Ya es de noche. Bajan por las escaleras y el movimiento de los trajes las hace ver aún más delicadas, risueñas y fulgurantes. De pie, los invitados aplauden. Cuando ellas se dan la vuelta, sus crinolinas danzan como hilos con vida propia. Posan ante los arcos de globos y, en una silla isabelina, cada una pasa para que le hagan el cambio de zapatillas. Hay comida, pasabocas y gaseosas. Los pastores elevan una oración y la fiesta continúa.
María Angélica aprieta los labios y busca con los ojos a su bisabuela entre el público. En el último momento, a Lucía de Alizo, la bisabuela, se le ha presentado un fuerte dolor en las piernas que le ha impedido cruzar la frontera, un trayecto que, a pie, le tomaría una hora, y en carro unos 15 minutos. Lucía no consiguió transporte y los 30.000 o 40.000 pesos de un taxi (7 a 10 dólares) resultaban muy costosos para ella.

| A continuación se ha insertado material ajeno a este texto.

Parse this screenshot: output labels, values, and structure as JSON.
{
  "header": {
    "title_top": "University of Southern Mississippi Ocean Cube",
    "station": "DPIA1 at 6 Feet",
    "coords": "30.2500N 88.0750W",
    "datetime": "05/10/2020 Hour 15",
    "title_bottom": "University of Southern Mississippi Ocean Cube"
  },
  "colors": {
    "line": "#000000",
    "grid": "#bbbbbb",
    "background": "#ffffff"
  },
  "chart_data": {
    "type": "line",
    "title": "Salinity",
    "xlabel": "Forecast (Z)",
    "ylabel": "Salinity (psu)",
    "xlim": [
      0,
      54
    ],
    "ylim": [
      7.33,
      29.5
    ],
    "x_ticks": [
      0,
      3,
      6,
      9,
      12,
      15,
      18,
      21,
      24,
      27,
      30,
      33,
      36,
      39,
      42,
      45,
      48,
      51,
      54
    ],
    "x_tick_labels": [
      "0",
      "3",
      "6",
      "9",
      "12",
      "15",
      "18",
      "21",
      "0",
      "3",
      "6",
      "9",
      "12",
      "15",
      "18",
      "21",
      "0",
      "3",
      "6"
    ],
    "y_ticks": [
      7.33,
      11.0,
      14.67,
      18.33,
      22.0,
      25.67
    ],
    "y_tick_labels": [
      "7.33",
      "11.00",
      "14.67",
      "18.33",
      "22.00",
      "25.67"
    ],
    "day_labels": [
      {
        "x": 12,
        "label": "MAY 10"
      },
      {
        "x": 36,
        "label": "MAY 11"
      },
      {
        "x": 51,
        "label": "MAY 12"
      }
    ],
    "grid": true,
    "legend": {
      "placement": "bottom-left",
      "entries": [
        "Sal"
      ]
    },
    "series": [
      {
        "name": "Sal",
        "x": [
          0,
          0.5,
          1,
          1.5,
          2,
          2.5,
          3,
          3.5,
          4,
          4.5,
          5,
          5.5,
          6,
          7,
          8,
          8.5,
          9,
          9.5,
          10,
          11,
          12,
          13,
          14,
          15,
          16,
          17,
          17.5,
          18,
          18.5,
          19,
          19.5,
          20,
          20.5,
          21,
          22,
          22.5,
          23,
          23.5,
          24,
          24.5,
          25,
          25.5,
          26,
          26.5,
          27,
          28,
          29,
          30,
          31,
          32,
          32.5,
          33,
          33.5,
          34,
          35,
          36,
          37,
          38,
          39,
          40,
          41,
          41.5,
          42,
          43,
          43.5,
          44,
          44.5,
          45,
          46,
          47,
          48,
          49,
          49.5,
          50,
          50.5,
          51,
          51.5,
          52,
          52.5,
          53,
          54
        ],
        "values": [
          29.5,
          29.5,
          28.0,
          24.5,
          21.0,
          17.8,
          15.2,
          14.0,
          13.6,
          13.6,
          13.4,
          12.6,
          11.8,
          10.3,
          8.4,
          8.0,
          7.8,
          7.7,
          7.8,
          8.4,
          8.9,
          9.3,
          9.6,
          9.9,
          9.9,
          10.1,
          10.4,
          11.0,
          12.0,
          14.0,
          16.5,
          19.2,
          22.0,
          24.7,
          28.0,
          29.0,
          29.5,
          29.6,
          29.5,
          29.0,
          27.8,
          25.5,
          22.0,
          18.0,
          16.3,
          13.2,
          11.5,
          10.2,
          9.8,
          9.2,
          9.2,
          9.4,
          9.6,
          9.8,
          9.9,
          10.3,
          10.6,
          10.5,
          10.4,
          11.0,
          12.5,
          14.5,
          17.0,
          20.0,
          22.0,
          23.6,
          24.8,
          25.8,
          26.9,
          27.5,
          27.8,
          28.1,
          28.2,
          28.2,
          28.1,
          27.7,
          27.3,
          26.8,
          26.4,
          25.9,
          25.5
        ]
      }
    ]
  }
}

El padre de María Fernanda se acerca a la pista y la invita al vals. Es la primera vez que ella baila con su prótesis, lo hace con precaución de no caerse. Apenas él la toma de la mano, ella suelta un llanto discreto y profundo. Él sonríe y la abraza. Se advierte que es uno de esos hombres que no se permiten llorar en público.
Bajo el cielo oscuro y sosegado, ellas parecen otras. Han cumplido un sueño.